My point was that homoiconicity is a surface level property that you could bolt on to eg C or Cobol, via a simple pre-processor, and it wouldn't change those languages much.
Just like you could bolt on using Python-style significant indentation to C or Fortran or Lisp, and it wouldn't change those languages much. (Apart from changing their syntax, of course.)
> I am saying that S-Expression aren't any kind of 'primary' representation of your program in a modern Lisp. Especially a compiled one.
Besides pointing out like others have that pretty much all Lisps have an interpreter that stores programs as s-expressions, why do you think compilation makes making a DSL in Lisp harder? Do you think you somehow need a parser all of a sudden?
> My point was that homoiconicity is a surface level property that you could bolt on to eg C or Cobol, via a simple pre-processor, and it wouldn't change those languages much.
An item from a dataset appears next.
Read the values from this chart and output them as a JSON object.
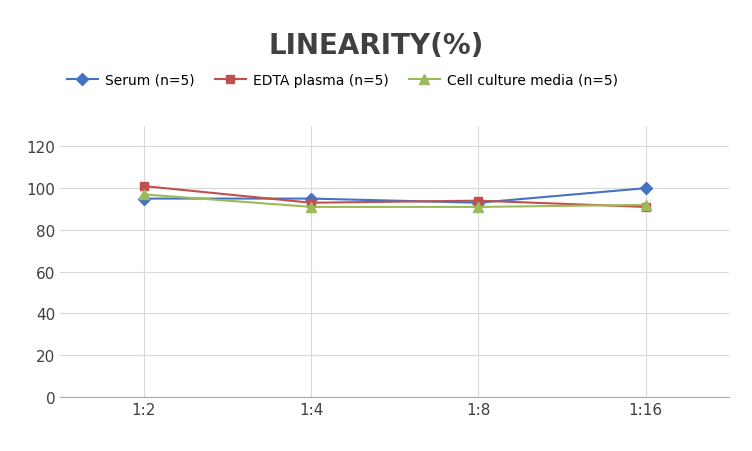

Writing in C instead of assembly does not make your processor more powerful. Similarly, when designing languages, homoiconicity allows you to work directly with the AST in a way that is most ergonomically simple. Saying this is a surface level thing is an understatement
The nested list objects, whose printed representation is called S-expression, are the representation of the source code of Lisp. This is important and primary in multiple senses of the word.
In version control jargon, only primary objects should (ideally) be tracked in a repository, not secondary/derived ones. The most common example of primary objects are source code files; and of secondary/derived objects, compiled files.
Programs first exist as source code; primary means first. The semantics of the language is defined with reference to the syntax, whose description refers to the source code form. Everything begins with the semantics: it is primary. Other forms, like compiled, have to produce the same results like the reference evaluation model over the source code. Expansion of macros is defined over the source code. Other tooling is based on source code, like text editing, tags generation and whatnot.
Compiled code is not primary in any way. It is non-portable, sometimes not even fully documented, and supports almost no useful operations beyond invoking it (calling a compiled function or loading a compiled file) and disassembling compiled code.
The representation of compiled code can change between releases of a Lisp; the worst that happens is that users have to recompile their code since old compiled files do not load any more. If you break the source language, there will be gnashing of teeth.
The basis of portability among implementations of the same dialect is always the source code.
Lisp programs can quote pieces of themselves as literal constants. Atoms can be quoted, as well as symbols and entire lists. These quoted lists have to survive into the compiled form. Thus, the syntax is important because any piece of it can potentially be a literal which has to retain its shape and content no matter how the program is translated.
Textual source code contains valuable information not found elsewhere: formatting and comments.
In Lisps that have programmable readers, like Common Lisp, only the source code contains instances of the original read syntax. For instance, in some implementations of the backquote syntax, the reader expands it, and this may be done in such a way that the resulting object cannot be printed as backquote syntax any more. Application-defined read syntaxes usually do not support printing back in the original form. Thus they appear only in the textual source code.
Primary information is already lost when we have merely read an expression into memory without doing anything else, like expanding and compiling it.
Yes, Common Lisp stores the s-expression. And you can get at it by applying an operation (in your case, `function-lambda-expression`) to some opaque handle.
The function itself isn't stored as its s-expression. Neither does any reasonable interpreter work by walking the s-expression. (Doing so would be very slow.)